Monday, 8 August 2016

The death of two party democracy

The two party system has been so basic to British democracy for so long that it's difficult to realise that its dying and cant now serve its traditional purposes of criticising the government and providing an alternative government.

The symptoms  have been emerging for a long time but were ignored because parties still alternated and rascals were thrown out in the old fashion..Thatcher swept in as Labour lost control,Blair took over as Major failed, then Cameron,with a little help, took power in coalition. Yet behind the scenes the roots of the system were dying. Nine out of ten electors voted for one of the two alternatives in the fifties againsr two thirds now.Party membership fell from the millions to under two hundred thousand .The proportion of strong supporters fell.More people began to switch.

Then came the devastating loss of Labours majority in Scotland  where. Labour will fight win back seats as the SNPs romantic glow fades in the problems of power. Yet it won't again have the major contribution Scottish Labour MPs made to winning and holding power.Harold Wilson wouldn't have won in 1964  or 1974's first election,both building blocks to a majority.

 Labour could still hold power either in coalition with the nationalists or on the basis of support  on confidence as the Liberals relied on the Irish nationalists from 1910.Yet the two parties are bitter enemies on the Scottish ground and the Liberals could hold out the bait of Home Rule. Labour can't.

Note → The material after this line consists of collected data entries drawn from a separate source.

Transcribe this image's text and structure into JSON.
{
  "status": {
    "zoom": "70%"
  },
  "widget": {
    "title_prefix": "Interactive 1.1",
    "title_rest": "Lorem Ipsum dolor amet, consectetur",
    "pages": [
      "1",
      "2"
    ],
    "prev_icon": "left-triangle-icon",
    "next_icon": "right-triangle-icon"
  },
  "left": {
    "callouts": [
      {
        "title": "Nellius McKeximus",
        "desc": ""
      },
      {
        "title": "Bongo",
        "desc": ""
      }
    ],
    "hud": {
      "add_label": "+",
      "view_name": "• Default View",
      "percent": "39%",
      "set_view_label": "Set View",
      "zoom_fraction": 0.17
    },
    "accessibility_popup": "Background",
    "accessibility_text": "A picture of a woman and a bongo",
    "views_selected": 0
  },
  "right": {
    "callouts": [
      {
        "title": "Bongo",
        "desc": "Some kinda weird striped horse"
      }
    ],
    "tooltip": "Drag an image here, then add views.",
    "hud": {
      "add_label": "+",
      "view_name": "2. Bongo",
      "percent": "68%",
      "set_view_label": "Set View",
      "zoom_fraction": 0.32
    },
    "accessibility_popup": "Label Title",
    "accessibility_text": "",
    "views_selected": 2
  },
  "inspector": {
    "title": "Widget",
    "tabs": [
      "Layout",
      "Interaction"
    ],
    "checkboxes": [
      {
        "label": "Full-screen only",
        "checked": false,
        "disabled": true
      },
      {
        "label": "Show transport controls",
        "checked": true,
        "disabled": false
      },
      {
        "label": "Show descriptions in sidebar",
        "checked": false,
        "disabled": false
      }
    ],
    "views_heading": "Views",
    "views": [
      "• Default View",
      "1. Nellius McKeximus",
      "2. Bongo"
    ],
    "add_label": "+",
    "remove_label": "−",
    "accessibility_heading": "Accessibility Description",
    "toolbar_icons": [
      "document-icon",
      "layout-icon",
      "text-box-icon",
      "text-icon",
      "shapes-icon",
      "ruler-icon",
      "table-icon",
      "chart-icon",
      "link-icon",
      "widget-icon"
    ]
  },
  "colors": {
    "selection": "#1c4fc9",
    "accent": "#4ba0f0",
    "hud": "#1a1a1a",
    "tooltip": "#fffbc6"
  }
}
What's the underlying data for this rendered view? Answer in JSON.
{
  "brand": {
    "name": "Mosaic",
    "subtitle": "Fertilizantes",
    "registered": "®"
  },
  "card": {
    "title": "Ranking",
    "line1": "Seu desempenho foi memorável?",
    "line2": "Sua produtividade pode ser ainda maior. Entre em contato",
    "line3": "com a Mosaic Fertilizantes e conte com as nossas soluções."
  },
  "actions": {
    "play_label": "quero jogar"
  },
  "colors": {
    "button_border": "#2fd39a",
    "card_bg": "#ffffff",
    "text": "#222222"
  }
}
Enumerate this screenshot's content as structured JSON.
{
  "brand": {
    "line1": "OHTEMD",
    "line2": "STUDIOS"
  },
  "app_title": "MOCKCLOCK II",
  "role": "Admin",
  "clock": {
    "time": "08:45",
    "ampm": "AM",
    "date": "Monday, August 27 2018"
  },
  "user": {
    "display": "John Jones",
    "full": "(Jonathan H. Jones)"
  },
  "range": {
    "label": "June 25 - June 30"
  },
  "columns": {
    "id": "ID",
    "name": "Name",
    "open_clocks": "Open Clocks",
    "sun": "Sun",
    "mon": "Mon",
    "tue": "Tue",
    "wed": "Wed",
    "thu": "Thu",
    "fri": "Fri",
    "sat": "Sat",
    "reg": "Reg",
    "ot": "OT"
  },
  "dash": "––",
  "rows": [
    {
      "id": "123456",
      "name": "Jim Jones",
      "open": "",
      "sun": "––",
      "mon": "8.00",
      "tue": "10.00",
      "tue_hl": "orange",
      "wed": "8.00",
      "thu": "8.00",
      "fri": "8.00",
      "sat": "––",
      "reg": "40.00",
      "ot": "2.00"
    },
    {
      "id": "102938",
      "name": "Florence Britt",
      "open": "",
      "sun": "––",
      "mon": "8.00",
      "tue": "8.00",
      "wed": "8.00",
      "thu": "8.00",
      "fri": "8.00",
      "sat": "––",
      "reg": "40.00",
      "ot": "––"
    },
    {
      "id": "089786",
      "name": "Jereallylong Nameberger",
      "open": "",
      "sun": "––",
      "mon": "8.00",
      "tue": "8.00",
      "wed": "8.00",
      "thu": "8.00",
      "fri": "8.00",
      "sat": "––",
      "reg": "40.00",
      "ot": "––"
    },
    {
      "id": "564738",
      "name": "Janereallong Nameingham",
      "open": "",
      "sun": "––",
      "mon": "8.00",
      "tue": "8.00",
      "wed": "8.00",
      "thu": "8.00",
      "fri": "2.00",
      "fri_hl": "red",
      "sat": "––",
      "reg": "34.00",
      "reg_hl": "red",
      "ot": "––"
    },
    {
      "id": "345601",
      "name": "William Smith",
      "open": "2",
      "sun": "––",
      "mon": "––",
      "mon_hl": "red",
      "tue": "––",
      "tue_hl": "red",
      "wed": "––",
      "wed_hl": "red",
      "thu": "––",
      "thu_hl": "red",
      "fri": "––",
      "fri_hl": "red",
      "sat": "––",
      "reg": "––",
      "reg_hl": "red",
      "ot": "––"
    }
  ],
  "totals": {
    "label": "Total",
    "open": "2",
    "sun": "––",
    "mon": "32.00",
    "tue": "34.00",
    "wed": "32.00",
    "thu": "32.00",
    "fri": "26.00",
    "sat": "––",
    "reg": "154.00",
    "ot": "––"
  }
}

Beyond this lies a wider problem.Labour is ceasing to be one party. It may not split but its losing its base.The working class has shrunk, the middle class has grown  and is much better off. Affluence has killed altruism.Concern for the poor has been edged out by fear and dislike, faith in growth raising all boats has given way to a zero sum game in which working class gains are seen as a threat .This growing middle may not like greedy self enrichment at the top but sees scroungers and the work shy as a burden on its taxes.A meritocratic society cares less about those left behind,until they punched it by voting Brexit.

The old basic problems of depravation and want are more partial and the growing middle class is more nervous about threats from below,trade unions, higher taxes lower standards than  about the excessive rewards for those above.Indeed concerns about  pensions, house prices and  interest rates and their pawky investments cause it to identify up,not down

The BlairIte answer is to take Labour's core support for granted and reach up to the middle class and down to the properous south by accepting Thatcherism.balancing budgets and replacing general benefits by means tested meanness. Thus New Labouir delivered less to its people,a failure particularly obvious striking in housing, to appear respectable ,avoid frightening  the middle class and win the approbation of the City and the multinationals.

The left, on the other hand thinks Labour in government always betrays their principles.Having  nagged ,about this  for years they now control power and hope, by offering radical policies,greater equality  and a restoration of power to the unions, to bring back the mass working class support the party has lost.

The relationship between Parliamentaery party and the more radical  rank and file members has always been one of suspicion  but now that the lunatics have taken over the asylum mistrust has  exploded into civil war.Yetneither side is particularly attractive to the working class, the right because it offers only peanuts,  the left because of its sectarian obsessions with issues and causes of no real interest to the majority of voters.

Takes two to tango .If Labour prefers to do the Hokey- Cokey it becomes irrelevant.The precedents  are dire.When a party dies the obsequies destabilise decades as the Liberals did between the wars. If it splits it entrenches the Tories to do whatever they want, as we did Mrs Thatcher and Liberal split over home rule did Salisbury.If it's really feeble it can even allow six decades of Tory hegemony like those up to the Great Reform Bill. In fact, come to think of it my, D Phil thesis The Whigs in Opposition 1812-1830 was a brilliant preparation for being in the Labour Party.